This is the fourth part of a series on Aliyah and Klita (absorption) stories of American Jews who came to Israel for ideological and religious reasons in the past years.

I remember my first visit to Israel in 1956. I was attending the first American Bnei Akiva Hachshara training program in Israel. We traveled by ship for two weeks until we finally landed in Haifa.

In those days, everyone was a pioneer and a friend. I vividly recall several incidents while I was hitchhiking around the country. Once, I was hitchhiking from Ashdod to Tel Aviv. A taxi stopped and as I was explaining that I could not afford a taxi, the driver said, “Hop in, I’m not asking you for money. I would like some company on my to Tel Aviv.”

Another time I was lost in Ramat Gan, searching for my Israeli cousin’s apartment where I was to stay for Shabbat. From a nearby porch someone asked what the problem was, and when I explained he said, “It should be nearby, but if you don’t find him, come to our house for Shabbat.” Another time, we were hitchhiking toward Eilat. As night was falling, some workers picked us up. They insisted that we spend the night in their moshav. The next morning, they asked that we stay for a bris because they were going to slaughter a sheep in honor of the bris. It was a different time and a different world.

* * *

Naftali and Evelyn (nee Offenbacher) Stern came on Aliya in 1966, five months after their wedding. Naftali received a degree in Mechanical Engineering from Northeastern U. in Boston. He was a packaging engineer for Raytheon working on space modules for the NASA flights and for Bendix Electronics, which built air-to-air missile for the United States Air Force. He left behind a chance to make a great deal of money.

In Israel, Naftali did electronic packaging and then ran the Calibration labs at Rafael Industries. He serves today as a consultant in Quality Assurance and Metrology. Seven years ago, he received a Masters degree in Quality Assurance from the Haifa Technion.

Evelyn was a teacher in the United States. In Israel, she studied to be a librarian and has been working at the Mathematics Library in the Technion for over 25 years. Today, she is in charge of the Library.
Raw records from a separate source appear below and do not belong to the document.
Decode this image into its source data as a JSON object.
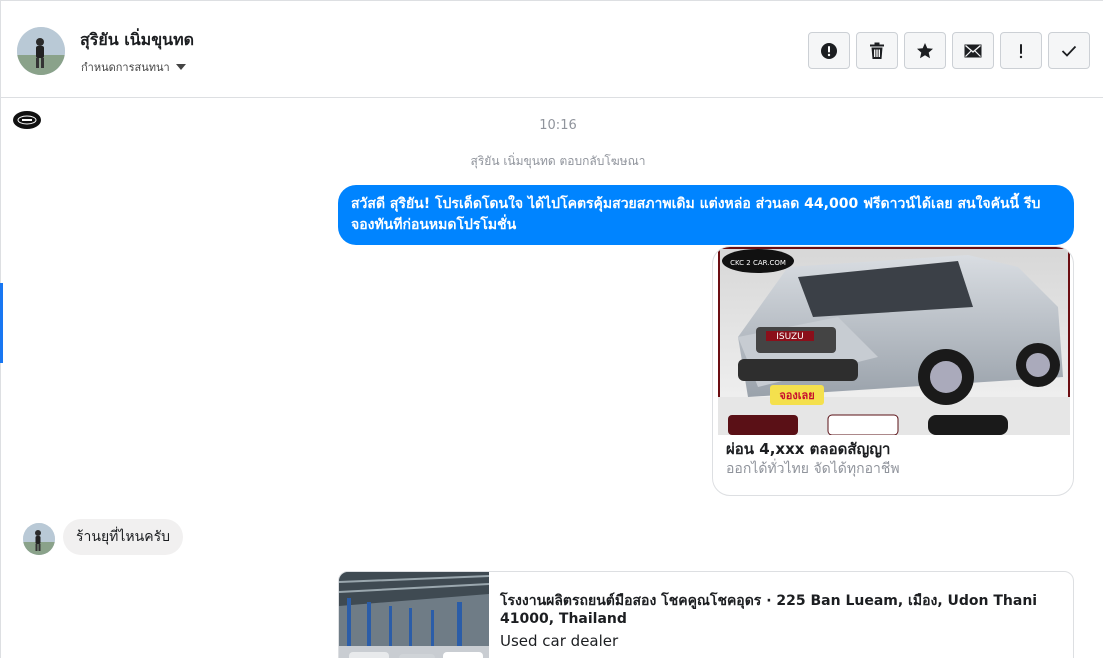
{
  "header": {
    "contact_name": "สุริยัน เนิ่มขุนทด",
    "assign_label": "กำหนดการสนทนา",
    "actions": [
      {
        "name": "report-spam-button",
        "icon": "alert-circle-icon"
      },
      {
        "name": "delete-button",
        "icon": "trash-icon"
      },
      {
        "name": "star-button",
        "icon": "star-icon"
      },
      {
        "name": "mark-unread-button",
        "icon": "envelope-icon"
      },
      {
        "name": "follow-up-button",
        "icon": "exclamation-icon"
      },
      {
        "name": "mark-done-button",
        "icon": "checkmark-icon"
      }
    ]
  },
  "conversation": {
    "timestamp": "10:16",
    "replied_to_ad": "สุริยัน เนิ่มขุนทด ตอบกลับโฆษณา",
    "outgoing_message": "สวัสดี สุริยัน! โปรเด็ดโดนใจ ได้ไปโคตรคุ้มสวยสภาพเดิม แต่งหล่อ  ส่วนลด 44,000 ฟรีดาวน์ได้เลย  สนใจคันนี้ รีบจองทันทีก่อนหมดโปรโมชั่น",
    "ad_card": {
      "title": "ผ่อน 4,xxx ตลอดสัญญา",
      "subtitle": "ออกได้ทั่วไทย จัดได้ทุกอาชีพ",
      "image_brand_text": "CKC 2 CAR.COM",
      "image_badge_text": "จองเลย",
      "image_plate_text": "ISUZU"
    },
    "incoming_message": "ร้านยุที่ไหนครับ",
    "location_card": {
      "title": "โรงงานผลิตรถยนต์มือสอง โชคคูณโชคอุดร · 225 Ban Lueam, เมือง, Udon Thani 41000, Thailand",
      "subtitle": "Used car dealer"
    }
  },
  "colors": {
    "outgoing_bubble": "#0084ff",
    "incoming_bubble": "#f1f0f0",
    "accent": "#1877f2"
  }
}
Naftali and Evelyn raised a family of three girls in Israel. Their oldest daughter, Rachel, lives in Psagot. She is the mother of six and has her own business called “Racheli Itzuvim” – designing different types of Judaica. Their second daughter, Elana, has been a special education teacher for 15 years and is the mother of four. The youngest daughter, Nava, is the Quality Assurance manager at the National Virological Lab at Tel Hashomer Hospital.

* * *

Jay Shapiro graduated from the University of Pennsylvania with an MSc in physics and has held technical and management positions with the US Army Ordnance Corps, Radio Corporation of America (RCA) and General Electric Space Systems Division (GESD) before moving to Israel in 1969 to work at Israel Aircraft Industries. He worked in administration on the Lavi project and was Contracts Manager of the Helicopter Systems Program.

Jay has participated in scores of successful proposal efforts including the Night Targeting System (NTS), a combined program for the US Marine Corps and the Israel Air Force, which was the first prime contract for a major weapon system between the U.S. government and an Israeli-led international industrial team.

Since 1994, he has been the General Manager of Erno Contracting Associates, a consulting firm dealing primarily with contracting with the U.S. government. His firm also deals with drafting patents for the United States Patent Office, and with translation of technical documentation from Hebrew to English.

* * *

Pesach (Paul) and Debbie Rogoway gave up a lot to come to live in Israel, and they lost a son here in a car accident, but they do not regret for one moment moving from the “Gan Eden” of Monsey to a two and a half-room apartment in Haifa.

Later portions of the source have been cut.